Northrop Grumman’s MQ-8C Fire Scout is an unmanned helicopter based on Bell’s 407—itself a derivative of the hugely successful 206L-4 LongRanger. The autonomous vehicle provides reconnaissance, situational awareness, aerial fire support, and precision targeting support for the ground, air, and sea forces of its primary user, the U.S. Navy.

Recently, the MQ-8C supported an Expeditionary Advanced Base Operations (EABO) exercise off the California coast, during which the formidable UAV demonstrated its ability to transition from ship-to-shore in a maritime environment.

EABO is a form of expeditionary warfare predicated upon the effective employment of mobile, low-signature, operationally relevant, and relatively easy to maintain and sustain naval expeditionary forces from a series of austere, temporary locations within a contested or potentially contested maritime area.

Dubbed Resolute Hunter, the joint coalition and large force EABO exercise in which the MQ-8C Fire Scout participated saw the vehicle log a total of 23 flight-hours and prove its expeditionary usefulness from both land and a number of ship classes.

During the exercise, Helicopter Sea Combat Squadron (HSC) 23 successfully launched an MQ-8C Fire Scout from Point Mugu and completed a hand-off to the detachment’s Portable Mission Control Station (MCS-P) at San Clemente Island.

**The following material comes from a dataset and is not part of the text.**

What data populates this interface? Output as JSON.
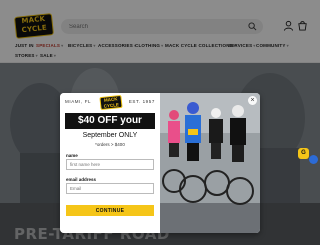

The MQ-8C’s portable ground control station allows Fire Scout to be operated from locales as disparate as austere terrestrial environs, frontline helipads, and ship-decks.

Fire Scout program manager Captain Dennis Monagle remarked: “Fire Scout is the Navy’s only unmanned helicopter with the ability to deploy from a ship or land with ISR&T [Intelligence, Surveillance, Reconnaissance, and Targeting] at the extended range required for future warfighting. The system is vital in expeditionary use for situational awareness and critical decision-making.”

Fire Scout is currently deployed aboard USS Jackson (LCS-6) in the Indo-Pacific region. The Navy plans to continue deployments aboard its littoral combat ships (LCS) with future deployments planned on Constellation-class guided-missile frigates and potential operations from shore sites under the EABO concept.